Studies show that increasing UPF intake correlates with declining overall diet quality, increased risk of multiple nutrient deficiencies, and cardiovascular disease. People consuming a UPF diet eat ~500 kcal/day more and gain weight compared to those who eat minimally processed foods.
They drive the overconsumption. They are designed to make you eat more often and keep you eating longer.
The bad news doesn’t stop here. There are also concerns about other health impacts outside of obesity and cardiovascular disease. Studies have shown associations between UPF intake and increased risk of certain cancers (particularly colorectal cancer), depression and mental health disorders, metabolic diseases, type 2 diabetes, and cognitive decline.
The UPF diet represents a cautionary tale of how modern dietary preferences can actively undermine health. Robust evidence consistently links UPFs to increased risks for obesity, cardiovascular disease, and many other health conditions.
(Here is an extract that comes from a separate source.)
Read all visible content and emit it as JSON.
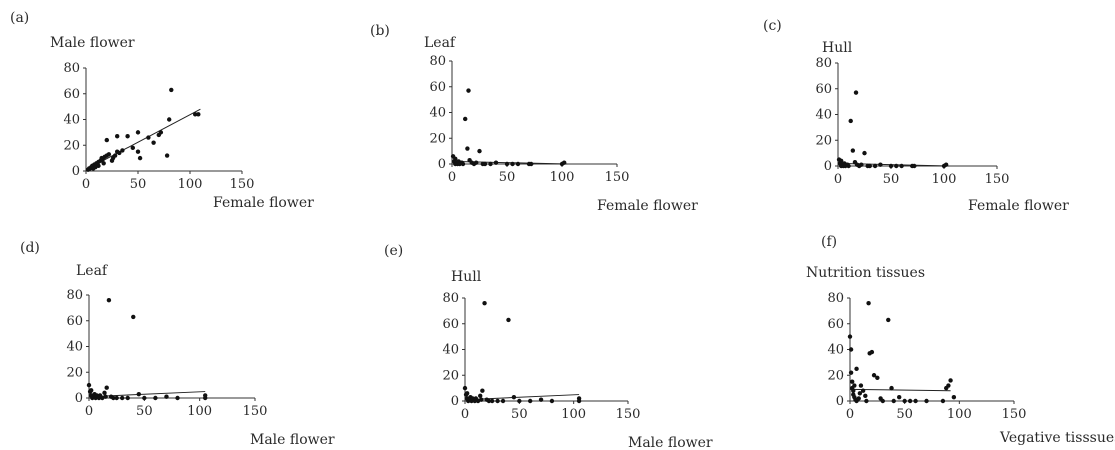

Unlike the other diets in this article, the UPF diet isn't typically intentional; it's a default pattern caused by our food environment.
No health benefits exist beyond practical convenience. For anyone wanting to lose weight and/or improve their diet, immediately reducing UPF intake should be one of the first recommendations.
Understanding these three dietary patterns: crash diets, extreme fad diets, and UPF consumption can help you make better health decisions. Each approach causes harm in different ways: severe restriction, nutritional inadequacy, metabolic disruption, and psychological damage.
The good news? Recognising these red flags helps you avoid wasting time and harming your health on approaches that simply don't work. Sustainable fat loss and improved health come from balanced, evidence-based approaches that nourish your body rather than deprive it.
N.b. This article is for informational purposes only and is not medical advice. Please consult a qualified healthcare provider before making health decisions.